Der Vereinsring mit seinen Helfern und die Aussteller in den Gaden hatten wieder alle Register gezogen: Die Gaden und der Hof vor der Wehrkirche waren innen und außen weihnachtlich mit Tannenzweigen und Lichtern geschmückt. Flackernde Feuerstellen, wärmende Öfen, weihnachtliche Klänge und der Duft von Glühwein, Suppen und gebrannten Mandeln sorgten für eine friedvolle, gemütliche Stimmung.

Wichtig ist den Veranstaltern, dass neben einem vielfältigen Angebot an den Verkaufsständen auch die Kultur einen großen Stellenwert hat. Die Besucher können sich immer wieder zu Konzerten in die Wehrkirche oder in die St. Georgskirche zurückziehen und Stille oder stimmungsvolle Musik genießen.

Wiedersehen mit Jericho

Zur Eröffnung spielte am Samstag die Blaskapelle Diebach, anschließend die Jugendkapelle Unter-Obererthal/Diebach. In der Wehrkirche bot der Chor "the Voices" aus Westheim Besinnliches. Samstag Abend gab die Gruppe "Jericho" in der St.Georgskirche ein Konzert. Dabei stellte die Band Lieder ihrer neuen CD vor. Das Urgestein der Kirchenpopmusik hatte zu den Klängen auch einen extra Aromaduft kreiert.

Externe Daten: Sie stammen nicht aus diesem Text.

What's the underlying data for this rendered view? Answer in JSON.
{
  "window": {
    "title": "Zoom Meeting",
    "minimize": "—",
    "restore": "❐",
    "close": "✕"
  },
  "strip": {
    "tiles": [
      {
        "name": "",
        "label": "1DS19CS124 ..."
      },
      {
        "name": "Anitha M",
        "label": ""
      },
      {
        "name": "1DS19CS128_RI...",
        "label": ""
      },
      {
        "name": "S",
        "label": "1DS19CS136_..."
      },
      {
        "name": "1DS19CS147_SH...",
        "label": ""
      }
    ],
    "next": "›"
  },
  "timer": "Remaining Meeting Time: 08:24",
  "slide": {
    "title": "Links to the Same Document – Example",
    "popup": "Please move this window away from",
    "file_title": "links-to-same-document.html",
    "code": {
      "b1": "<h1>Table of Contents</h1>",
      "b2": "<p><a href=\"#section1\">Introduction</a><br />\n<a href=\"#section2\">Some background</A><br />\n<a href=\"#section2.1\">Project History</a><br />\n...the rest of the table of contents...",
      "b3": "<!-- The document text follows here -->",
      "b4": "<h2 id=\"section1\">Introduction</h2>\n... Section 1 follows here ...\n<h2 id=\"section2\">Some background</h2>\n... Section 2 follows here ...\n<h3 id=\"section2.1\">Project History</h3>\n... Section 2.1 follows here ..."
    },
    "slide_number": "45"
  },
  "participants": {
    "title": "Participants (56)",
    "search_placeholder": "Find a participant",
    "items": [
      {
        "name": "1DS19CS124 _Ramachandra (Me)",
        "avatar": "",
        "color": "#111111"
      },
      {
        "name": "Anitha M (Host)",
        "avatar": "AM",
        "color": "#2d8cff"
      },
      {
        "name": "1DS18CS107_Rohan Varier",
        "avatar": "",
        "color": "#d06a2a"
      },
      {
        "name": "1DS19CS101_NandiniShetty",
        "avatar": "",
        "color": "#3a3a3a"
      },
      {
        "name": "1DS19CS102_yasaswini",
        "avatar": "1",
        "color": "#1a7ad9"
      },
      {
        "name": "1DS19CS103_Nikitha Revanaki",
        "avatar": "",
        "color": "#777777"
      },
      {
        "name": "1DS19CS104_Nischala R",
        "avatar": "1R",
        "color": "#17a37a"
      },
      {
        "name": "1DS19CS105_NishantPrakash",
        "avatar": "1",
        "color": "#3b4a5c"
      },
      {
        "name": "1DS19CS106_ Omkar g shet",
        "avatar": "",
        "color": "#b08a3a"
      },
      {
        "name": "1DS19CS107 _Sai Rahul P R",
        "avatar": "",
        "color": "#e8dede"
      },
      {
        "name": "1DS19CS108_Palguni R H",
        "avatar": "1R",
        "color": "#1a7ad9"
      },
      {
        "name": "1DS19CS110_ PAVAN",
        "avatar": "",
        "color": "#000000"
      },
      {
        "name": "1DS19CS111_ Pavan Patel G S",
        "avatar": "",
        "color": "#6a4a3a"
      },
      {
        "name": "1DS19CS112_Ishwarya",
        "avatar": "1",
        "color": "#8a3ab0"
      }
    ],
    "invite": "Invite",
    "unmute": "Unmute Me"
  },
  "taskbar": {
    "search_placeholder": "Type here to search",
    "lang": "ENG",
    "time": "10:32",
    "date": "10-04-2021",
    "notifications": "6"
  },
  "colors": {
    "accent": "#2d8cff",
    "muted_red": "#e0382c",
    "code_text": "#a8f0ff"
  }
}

Am Sonntag folgten noch Akkordeonorchester Hammelburg und der Chor "Kreuz & quer" aus Wolfsmünster mit musikalischen Beiträgen. An beiden Tagen unterhielten die Diebacher Turmbläser mit ihrer Musik im Freien. Auch die Kleinsten Diebacher beteiligten sich am Geschehen. So führte die Kindertagesstätte St. Georg das Stück "Großmama, erzähl´ mir vom Advent!" auf.

"Die Mischung macht´s", bemerkte ein Familienvater, der mit seinen Kindern aufs Christkind wartete. Die Kinder und auch viele romantisch veranlagte Erwachsene lauschten dem Christkind Lea Brandenstein, als es vom Treppenaufgang der Wehrkirche den Prolog sprach. Im Anschluss daran las es in der Wehrkirche eine Weihnachtsgeschichte vor. Zusammen mit den beiden Engeln Anna-Lena Desch und Chiara Brandenstein nahm das Christkind die Weihnachtswünsche der Kinder entgegen und verteilte kleine Geschenke. Der Platz vor den Gaden war gut gefüllt. Während die einen von einer Gade zur nächsten schlenderten, und sich mit Weihnachtsdekorationen wie Kränzen, Kerzen, Sternen eindeckten, freuten sich die anderen über einen gemütlichen Plausch mit Freunden im Freien oder in den urigen Gaden.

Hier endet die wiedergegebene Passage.